Napoleon
Ridley Scott, GB, USA, 2023o
Die spektakuläre Karriere des korsischen Feldherrn und französischen Kaisers Napoleon Bonaparte (1767–1823) vom steilen Aufstieg des jungen Offiziers in den Wirren der französischen Revolution über die Machtergreifung und die europäischen Kriege der 1800er und 1810er Jahre bis zur finalen Niederlage von Waterloo. Die Leitlinien des gross angelegten Freskos bilden Napoleons Obsession für seine kapriziöse Geliebte und zeitweilige Frau Joséphine und sein imperialer Ehrgeiz, der ihn in immer grössere Schlachten verstrickt.

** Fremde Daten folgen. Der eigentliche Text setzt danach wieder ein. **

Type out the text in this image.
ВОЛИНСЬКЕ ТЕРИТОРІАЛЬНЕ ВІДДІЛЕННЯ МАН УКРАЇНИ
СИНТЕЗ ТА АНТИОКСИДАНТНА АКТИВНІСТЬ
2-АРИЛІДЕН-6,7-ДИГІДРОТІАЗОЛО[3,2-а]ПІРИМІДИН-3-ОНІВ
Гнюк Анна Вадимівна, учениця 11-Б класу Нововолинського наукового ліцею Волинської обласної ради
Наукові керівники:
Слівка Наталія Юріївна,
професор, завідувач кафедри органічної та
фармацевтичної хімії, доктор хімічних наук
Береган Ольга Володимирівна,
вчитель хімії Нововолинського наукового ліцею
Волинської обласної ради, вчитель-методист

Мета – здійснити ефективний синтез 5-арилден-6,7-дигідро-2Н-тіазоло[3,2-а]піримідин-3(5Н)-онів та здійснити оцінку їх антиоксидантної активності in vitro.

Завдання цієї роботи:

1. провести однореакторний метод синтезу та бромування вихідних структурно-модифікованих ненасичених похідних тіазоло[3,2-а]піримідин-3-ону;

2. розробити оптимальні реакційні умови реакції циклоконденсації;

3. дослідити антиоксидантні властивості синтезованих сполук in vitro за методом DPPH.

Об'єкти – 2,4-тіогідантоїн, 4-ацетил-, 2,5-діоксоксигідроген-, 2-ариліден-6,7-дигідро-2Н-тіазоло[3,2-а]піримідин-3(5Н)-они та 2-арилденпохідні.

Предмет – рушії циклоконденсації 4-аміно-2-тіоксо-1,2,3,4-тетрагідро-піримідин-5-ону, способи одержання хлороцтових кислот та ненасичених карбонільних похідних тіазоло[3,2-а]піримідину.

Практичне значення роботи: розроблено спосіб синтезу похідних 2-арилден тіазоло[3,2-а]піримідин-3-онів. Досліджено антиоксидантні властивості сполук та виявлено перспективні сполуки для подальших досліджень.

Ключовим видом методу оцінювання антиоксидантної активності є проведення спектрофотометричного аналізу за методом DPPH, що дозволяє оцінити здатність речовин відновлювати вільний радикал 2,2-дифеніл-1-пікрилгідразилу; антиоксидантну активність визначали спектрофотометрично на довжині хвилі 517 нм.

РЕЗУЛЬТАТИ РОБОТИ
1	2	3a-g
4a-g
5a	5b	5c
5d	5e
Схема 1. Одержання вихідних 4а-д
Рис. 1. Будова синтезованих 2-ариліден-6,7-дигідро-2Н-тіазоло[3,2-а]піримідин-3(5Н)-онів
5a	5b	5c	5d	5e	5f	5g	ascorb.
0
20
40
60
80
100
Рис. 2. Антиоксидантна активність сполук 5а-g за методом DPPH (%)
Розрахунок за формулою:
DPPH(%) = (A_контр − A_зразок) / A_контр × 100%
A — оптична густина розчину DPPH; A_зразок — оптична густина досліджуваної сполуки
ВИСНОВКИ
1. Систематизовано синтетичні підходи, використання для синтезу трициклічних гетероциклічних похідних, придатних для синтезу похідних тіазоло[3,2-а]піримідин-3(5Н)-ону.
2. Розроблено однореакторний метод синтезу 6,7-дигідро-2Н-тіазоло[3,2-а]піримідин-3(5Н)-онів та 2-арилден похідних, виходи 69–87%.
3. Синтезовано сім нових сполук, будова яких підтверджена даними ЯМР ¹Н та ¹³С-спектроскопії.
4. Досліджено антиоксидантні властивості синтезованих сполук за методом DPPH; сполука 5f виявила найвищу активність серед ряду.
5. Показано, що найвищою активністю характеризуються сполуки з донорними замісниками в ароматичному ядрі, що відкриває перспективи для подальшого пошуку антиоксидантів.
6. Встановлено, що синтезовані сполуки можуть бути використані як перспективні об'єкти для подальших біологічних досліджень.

The Duellists, Exodus, Gladiator, Kingdom of Heaven, 1492, The Last Duel ... Der britische Hollywood-General Ridley Scott hat auf dem Feld des Historienfilms schon viele erfolgreiche Schlachten geschlagen. Demnächst 86jährig, legt er sein Epos über den Heerführer und Kaiser Napoleon Bonaparte vor, die welthistorische Figur, an der sich auch Steven Spielberg seit zehn Jahren abmüht und Stanley Kubrick nach epischen Vorstudien gescheitert ist. Die gute Nachricht nun: Scotts Napoleon ist nicht sein Waterloo, Sinnbild der vernichtenden Niederlage, geworden. Die schlechte: Allzu weit weg davon ist die vorliegende Kinofassung nicht. Dies, obschon Vanessa Kirby als Napoleons zeitweilige Frau und ewige Obsession Joséphine ihre Figur mit reizvoller Durchtriebenheit ausstattet und Joaquin Phoenix die seine mit einem unerschöpflichen Repertoire an kauzigen Einfällen: Bald ist dieser Napoleon der ungerührte Schnelldenker im Getümmel der französischen Revolution, bald der korsische Provinzler ohne Manieren, bald der brillante Stratege – und jederzeit ein erbärmlicher Liebhaber. Doch zwei dramaturgische Probleme sind unübersehbar. Die Liebesgeschichte ist eher (hochamüsante) Soap als grosses Herzensdrama, weil die Liebe des Protagonisten-Paares primär als erotisches Kuriosum gezeichnet wird, und die (glänzend inszenierten, doch überlangen) Schlachten von Austerlitz, Borodino und Waterloo werden auf der politischen Landkarte kaum verortet. Was resultiert, ist ein prächtiger Bilderbogen. Der grosse geschichtliche Zusammenhang, heimlicher Kitt jedes Historienfilms, bleibt auf der Strecke – und damit das politische Genie des kühnen Erneuerers Napoleon, sein eigentliches Vermächtnis nebst jenem des masslosen Imperators, dessen Blutzoll der Film pflichtschuldig im Abspann auflistet. Vielleicht wird die angekündigte vierstündige Streaming-Fassung diesen Eindruck korrigieren. Federführendes Studio war mit AppleTV nämlich abermals ein Streamingdienst. Und der schickt sein Schlachtross in Vollmontur erst los, wenn es für ihn am ergiebigsten wird.